Já a oferta pelo follow-on também visa ser uma fonte de captação de recursos para a empresa, sendo que basicamente a diferença é que ela é feita depois do IPO. Ou seja, quem faz um follow-on é uma empresa que já abriu o seu capital.

Além de entender os motivos pelos quais a empresa está captando dinheiro através das ofertas públicas, é importante também analisar todas as condições que constam no prospecto da oferta, instrumento obrigatório para que o investidor possa fazer a reserva, e claro, o mercado de atuação da empresa, condições macroeconômicas, entre outros, além do potencial retorno com o preço ou taxa de retorno objeto da oferta.

Em resumo, existem 3 tipos de ofertas públicas:

1. Ações

As ofertas públicas de ações ocorrem quando uma companhia decide abrir seu capital na bolsa ou fazer seu follow on, e pode ser uma oferta primária ou secundária como falamos anteriormente.

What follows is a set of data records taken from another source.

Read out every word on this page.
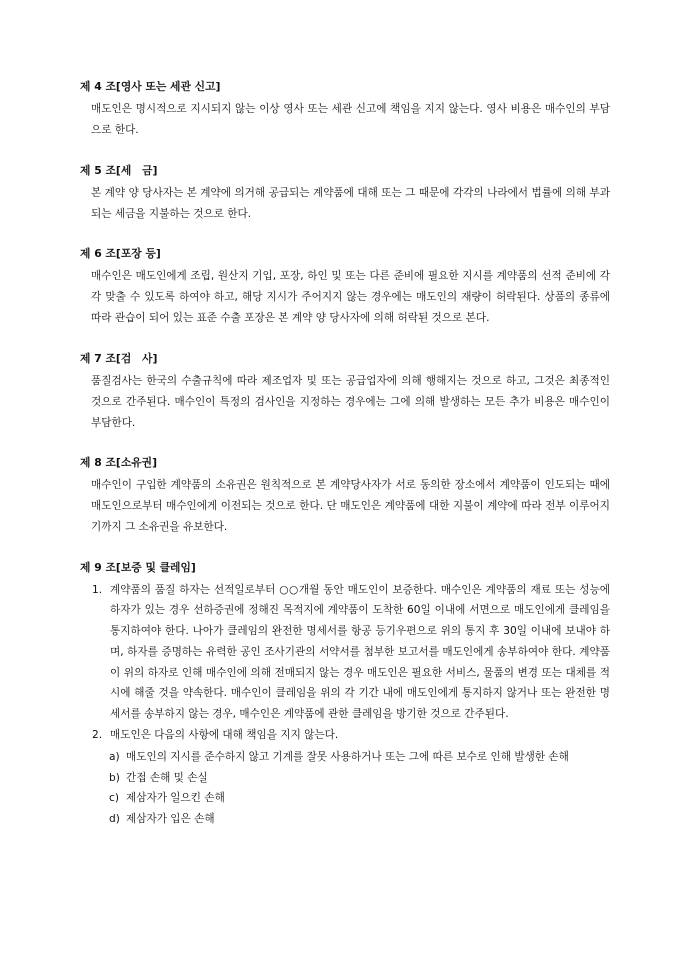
제 4 조[영사 또는 세관 신고]

매도인은 명시적으로 지시되지 않는 이상 영사 또는 세관 신고에 책임을 지지 않는다. 영사 비용은 매수인의 부담으로 한다.

제 5 조[세　금]

본 계약 양 당사자는 본 계약에 의거해 공급되는 계약품에 대해 또는 그 때문에 각각의 나라에서 법률에 의해 부과되는 세금을 지불하는 것으로 한다.

제 6 조[포장 등]

매수인은 매도인에게 조립, 원산지 기입, 포장, 하인 및 또는 다른 준비에 필요한 지시를 계약품의 선적 준비에 각각 맞출 수 있도록 하여야 하고, 해당 지시가 주어지지 않는 경우에는 매도인의 재량이 허락된다. 상품의 종류에 따라 관습이 되어 있는 표준 수출 포장은 본 계약 양 당사자에 의해 허락된 것으로 본다.

제 7 조[검　사]

품질검사는 한국의 수출규칙에 따라 제조업자 및 또는 공급업자에 의해 행해지는 것으로 하고, 그것은 최종적인 것으로 간주된다. 매수인이 특정의 검사인을 지정하는 경우에는 그에 의해 발생하는 모든 추가 비용은 매수인이 부담한다.

제 8 조[소유권]

매수인이 구입한 계약품의 소유권은 원칙적으로 본 계약당사자가 서로 동의한 장소에서 계약품이 인도되는 때에 매도인으로부터 매수인에게 이전되는 것으로 한다. 단 매도인은 계약품에 대한 지불이 계약에 따라 전부 이루어지기까지 그 소유권을 유보한다.

제 9 조[보증 및 클레임]
1. 계약품의 품질 하자는 선적일로부터 ○○개월 동안 매도인이 보증한다. 매수인은 계약품의 재료 또는 성능에 하자가 있는 경우 선하증권에 정해진 목적지에 계약품이 도착한 60일 이내에 서면으로 매도인에게 클레임을 통지하여야 한다. 나아가 클레임의 완전한 명세서를 항공 등기우편으로 위의 통지 후 30일 이내에 보내야 하며, 하자를 증명하는 유력한 공인 조사기관의 서약서를 첨부한 보고서를 매도인에게 송부하여야 한다. 계약품이 위의 하자로 인해 매수인에 의해 전매되지 않는 경우 매도인은 필요한 서비스, 물품의 변경 또는 대체를 적시에 해줄 것을 약속한다. 매수인이 클레임을 위의 각 기간 내에 매도인에게 통지하지 않거나 또는 완전한 명세서를 송부하지 않는 경우, 매수인은 계약품에 관한 클레임을 방기한 것으로 간주된다.
2. 매도인은 다음의 사항에 대해 책임을 지지 않는다.
a) 매도인의 지시를 준수하지 않고 기계를 잘못 사용하거나 또는 그에 따른 보수로 인해 발생한 손해
b) 간접 손해 및 손실
c) 제삼자가 일으킨 손해
d) 제삼자가 입은 손해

Em ambos os casos, por se tratar de um investimento em ações, os investidores interessados e que adquirirem tais ativos passam a se tornar sócios, tendo direito a participação no lucro ou, até mesmo, poder de voto nas assembleias e todos os direitos e obrigações que as ações sejam do tipo ordinárias e preferenciais conferem aos respectivos titulares.

2. Títulos de renda fixa

Outro veículo que as companhias utilizam para se capitalizar é através da emissão de títulos de renda fixa, como debêntures (tradicionais ou incentivadas), CRAs (Certificados de Recebíveis do Agronegócio), CRIs (Certificados de Recebíveis Imobiliários) e os FIDCs (Fundos de Investimento em Direitos Creditórios).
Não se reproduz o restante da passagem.